Bride’s research has multiple dimensions. It will document current trauma-focused services in substance abuse treatment centers; identify factors associated with adoption of trauma-focused services in substance abuse treatment centers; document the prevalence of secondary traumatic stress among substance abuse counselors; examine the influence of the provision of trauma-focused services, clinical supervision, and organizational culture on counselor secondary traumatic stress; and examine the relationship between counselor secondary traumatic stress and counselor turnover.
“Little is known about the assessment and treatment of trauma/PTSD within substance abuse treatment settings, which in turn impacts the efficacy of treatment efforts for individuals with co-morbid substance use disorders and PTSD,” said Bride. “This grant will provide the mechanism for understanding the current state of the field in regards to trauma-focused services, which has significant implications for effective substance abuse treatment.”

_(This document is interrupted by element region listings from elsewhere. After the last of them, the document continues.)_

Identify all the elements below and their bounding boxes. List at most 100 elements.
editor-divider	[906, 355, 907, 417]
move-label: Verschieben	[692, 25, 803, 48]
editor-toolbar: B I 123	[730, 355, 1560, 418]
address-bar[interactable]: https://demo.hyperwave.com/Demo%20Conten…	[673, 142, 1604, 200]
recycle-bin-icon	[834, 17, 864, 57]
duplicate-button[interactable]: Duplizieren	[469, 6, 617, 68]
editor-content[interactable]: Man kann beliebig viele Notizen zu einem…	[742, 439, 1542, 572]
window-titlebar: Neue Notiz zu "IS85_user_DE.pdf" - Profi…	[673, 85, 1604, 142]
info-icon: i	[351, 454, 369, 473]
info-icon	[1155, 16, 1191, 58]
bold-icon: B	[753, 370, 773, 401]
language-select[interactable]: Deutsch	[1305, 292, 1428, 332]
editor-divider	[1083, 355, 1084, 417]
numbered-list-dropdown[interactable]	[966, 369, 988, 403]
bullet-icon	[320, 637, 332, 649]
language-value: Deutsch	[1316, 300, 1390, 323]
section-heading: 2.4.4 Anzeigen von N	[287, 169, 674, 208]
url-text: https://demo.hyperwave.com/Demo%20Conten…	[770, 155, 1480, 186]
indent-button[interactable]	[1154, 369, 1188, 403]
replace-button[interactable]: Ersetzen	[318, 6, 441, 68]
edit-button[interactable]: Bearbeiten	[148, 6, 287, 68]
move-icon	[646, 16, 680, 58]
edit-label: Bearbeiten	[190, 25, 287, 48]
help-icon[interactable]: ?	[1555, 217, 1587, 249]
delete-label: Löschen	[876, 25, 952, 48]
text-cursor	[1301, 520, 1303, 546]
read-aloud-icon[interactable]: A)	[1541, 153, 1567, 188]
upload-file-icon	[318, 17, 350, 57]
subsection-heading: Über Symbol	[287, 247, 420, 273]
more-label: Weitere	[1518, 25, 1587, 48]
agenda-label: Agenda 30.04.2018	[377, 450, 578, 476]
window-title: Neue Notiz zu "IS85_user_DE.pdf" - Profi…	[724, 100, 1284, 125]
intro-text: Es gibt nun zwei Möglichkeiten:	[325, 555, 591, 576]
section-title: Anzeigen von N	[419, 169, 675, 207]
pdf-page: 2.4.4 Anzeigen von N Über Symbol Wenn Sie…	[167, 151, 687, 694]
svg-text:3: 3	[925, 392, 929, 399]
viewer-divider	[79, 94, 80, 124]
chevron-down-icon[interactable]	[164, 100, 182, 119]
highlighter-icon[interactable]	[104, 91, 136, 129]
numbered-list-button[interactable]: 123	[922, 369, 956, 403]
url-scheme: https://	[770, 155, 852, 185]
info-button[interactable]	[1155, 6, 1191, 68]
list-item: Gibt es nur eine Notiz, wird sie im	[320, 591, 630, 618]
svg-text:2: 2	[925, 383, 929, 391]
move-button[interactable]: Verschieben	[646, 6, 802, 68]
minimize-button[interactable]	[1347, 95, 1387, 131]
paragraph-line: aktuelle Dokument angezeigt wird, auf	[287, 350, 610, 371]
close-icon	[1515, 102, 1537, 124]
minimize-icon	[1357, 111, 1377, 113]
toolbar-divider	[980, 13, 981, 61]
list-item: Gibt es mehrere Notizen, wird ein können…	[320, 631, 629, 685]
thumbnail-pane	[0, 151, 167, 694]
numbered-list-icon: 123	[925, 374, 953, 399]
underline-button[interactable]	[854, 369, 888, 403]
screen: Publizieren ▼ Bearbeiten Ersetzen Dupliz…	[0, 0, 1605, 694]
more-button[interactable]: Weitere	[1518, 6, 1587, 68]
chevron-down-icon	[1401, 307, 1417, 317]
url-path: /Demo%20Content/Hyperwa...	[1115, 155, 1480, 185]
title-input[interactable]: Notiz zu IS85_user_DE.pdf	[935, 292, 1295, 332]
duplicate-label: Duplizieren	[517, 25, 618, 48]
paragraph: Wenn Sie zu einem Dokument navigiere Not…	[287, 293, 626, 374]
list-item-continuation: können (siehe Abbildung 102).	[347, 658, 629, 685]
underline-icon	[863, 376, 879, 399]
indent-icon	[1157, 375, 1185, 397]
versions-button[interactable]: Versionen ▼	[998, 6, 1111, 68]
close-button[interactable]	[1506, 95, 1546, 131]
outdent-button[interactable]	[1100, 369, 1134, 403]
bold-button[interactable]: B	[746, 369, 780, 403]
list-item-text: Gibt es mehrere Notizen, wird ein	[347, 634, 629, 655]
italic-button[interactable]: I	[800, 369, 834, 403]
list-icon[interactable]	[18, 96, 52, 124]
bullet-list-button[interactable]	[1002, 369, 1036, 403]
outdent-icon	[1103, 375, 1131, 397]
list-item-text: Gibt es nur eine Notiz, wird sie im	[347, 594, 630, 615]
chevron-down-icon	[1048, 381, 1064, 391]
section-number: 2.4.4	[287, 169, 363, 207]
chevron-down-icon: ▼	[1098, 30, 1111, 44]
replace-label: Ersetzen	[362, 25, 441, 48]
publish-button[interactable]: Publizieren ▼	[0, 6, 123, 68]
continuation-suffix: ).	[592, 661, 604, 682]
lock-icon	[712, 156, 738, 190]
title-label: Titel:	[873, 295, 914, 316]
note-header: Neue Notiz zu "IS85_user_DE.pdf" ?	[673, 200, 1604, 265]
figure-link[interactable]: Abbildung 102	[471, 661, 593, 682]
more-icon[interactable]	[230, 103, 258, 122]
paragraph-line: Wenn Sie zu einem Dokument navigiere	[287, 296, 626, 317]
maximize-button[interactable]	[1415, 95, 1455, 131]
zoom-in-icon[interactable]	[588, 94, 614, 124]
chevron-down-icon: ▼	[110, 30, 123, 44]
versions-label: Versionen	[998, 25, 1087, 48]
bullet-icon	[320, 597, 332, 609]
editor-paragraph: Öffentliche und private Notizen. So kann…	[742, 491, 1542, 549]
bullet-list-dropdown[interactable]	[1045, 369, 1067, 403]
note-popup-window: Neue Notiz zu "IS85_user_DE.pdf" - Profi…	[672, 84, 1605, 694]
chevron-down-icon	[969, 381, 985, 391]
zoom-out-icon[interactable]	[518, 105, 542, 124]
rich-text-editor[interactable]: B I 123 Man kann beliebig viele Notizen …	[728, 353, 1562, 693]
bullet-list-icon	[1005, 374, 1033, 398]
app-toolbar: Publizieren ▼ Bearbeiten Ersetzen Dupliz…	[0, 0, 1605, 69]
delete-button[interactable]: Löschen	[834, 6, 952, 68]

Bride’s grant proposal was developed as part of his participation in and support from the Faculty Research Funding Mentoring Program of the Institute for Behavioral Research. This program pairs junior faculty with teams of faculty who have been successful in obtaining extramural funding.
Working in concert with the senior faculty as well as peers from diverse behavioral science backgrounds, program participants experience every phase of the application process. The 18-year-old program has had considerable success with its learn-by-doing format.
Paul Roman, Distinguished Research Professor of Sociology, will serve as Bride’s primary mentor and Lillian Eby (psychology), Robert Vandenberg (management) and Kathleen Brady (Medical University of South Carolina’s department of psychiatry) will serve as co-mentors for the five-year duration of the NIH funding.